Personal information
- Nationality: Nepali
- Born: 20 July 1977 (age 48) Gitanagar, Chitwan, Nepal
- Height: 1.58 m (5 ft 2 in)
- Weight: 69 kg (152 lb)

Sport
- Sport: Weightlifting
- Event: 69 kg
- Club: Nepal Army Club
- Coached by: Dinesh Bhujel Pradip Shrestha Rukesh Tandukar

Medal record
Representing Nepal
South Asian Games
| Gold medal – first place | 2006 Colombo | -69 kg |

= Kamal Bahadur Adhikari =

Nepalese weightlifter (born 1977)

Kamal Bahadur Adhikari (कमल बहादुर अधिकारी; born July 20, 1977) is a Nepalese weightlifter. Adhikari represented Nepal at the 2008 Summer Olympics in Beijing, where he competed for the men's lightweight category.

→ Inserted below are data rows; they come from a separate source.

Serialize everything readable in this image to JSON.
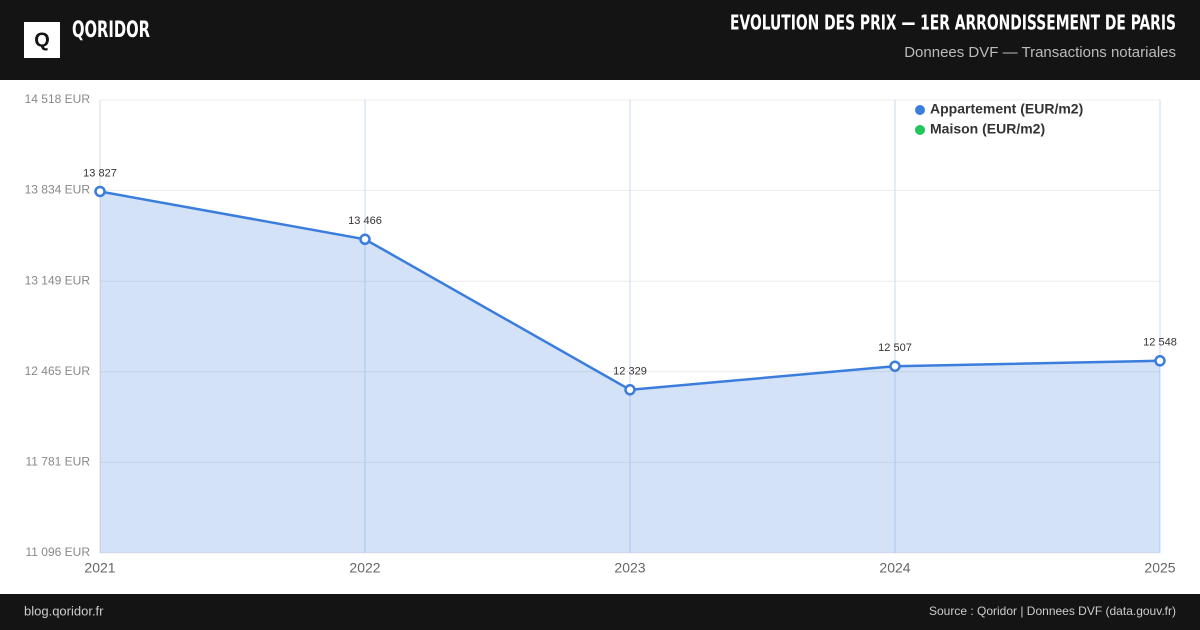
{
  "header": {
    "logo": "Q",
    "brand": "QORIDOR"
  },
  "footer": {
    "left": "blog.qoridor.fr",
    "right": "Source : Qoridor | Donnees DVF (data.gouv.fr)"
  },
  "chart_data": {
    "type": "area",
    "title": "EVOLUTION DES PRIX — 1ER ARRONDISSEMENT DE PARIS",
    "subtitle": "Donnees DVF — Transactions notariales",
    "categories": [
      "2021",
      "2022",
      "2023",
      "2024",
      "2025"
    ],
    "series": [
      {
        "name": "Appartement (EUR/m2)",
        "color": "#3b7ddd",
        "values": [
          13827,
          13466,
          12329,
          12507,
          12548
        ],
        "value_labels": [
          "13 827",
          "13 466",
          "12 329",
          "12 507",
          "12 548"
        ]
      },
      {
        "name": "Maison (EUR/m2)",
        "color": "#22c55e",
        "values": [
          null,
          null,
          null,
          null,
          null
        ]
      }
    ],
    "ylim": [
      11096,
      14518
    ],
    "yticks": [
      {
        "value": 14518,
        "label": "14 518 EUR"
      },
      {
        "value": 13834,
        "label": "13 834 EUR"
      },
      {
        "value": 13149,
        "label": "13 149 EUR"
      },
      {
        "value": 12465,
        "label": "12 465 EUR"
      },
      {
        "value": 11781,
        "label": "11 781 EUR"
      },
      {
        "value": 11096,
        "label": "11 096 EUR"
      }
    ],
    "grid": true,
    "legend": "top-right"
  }
}
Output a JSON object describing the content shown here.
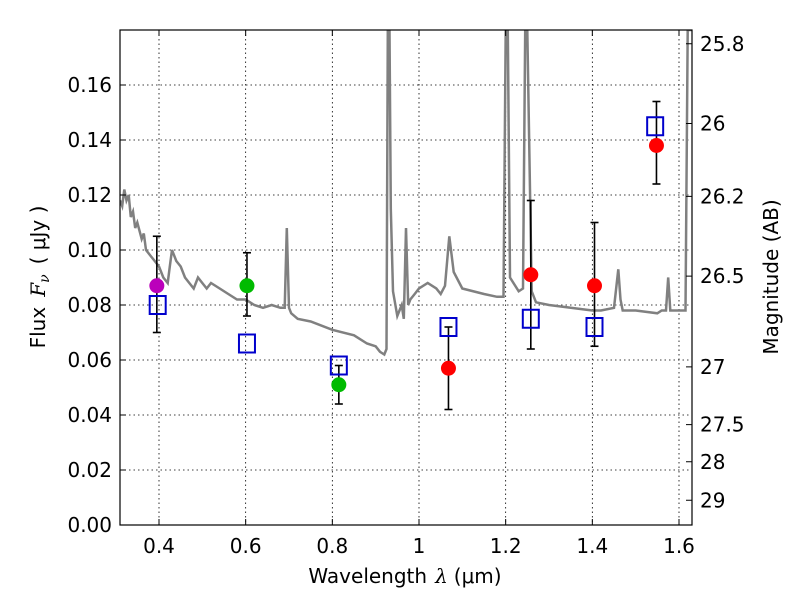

He finished 20th of 22 who completed both aspects, as he lifted 114 kg in the snatch, and hoisted 154 kg from his third and final attempt in the clean and jerk, for a total of 268 kg.

Adhikari took up weightlifting in 2000 and started competing while serving in the army. He studied at the Nepal Art College and coached a fellow weightlifter Manita Shrestha. At the 2018 Asian Games he served as the flag bearer for Nepal at the opening ceremony.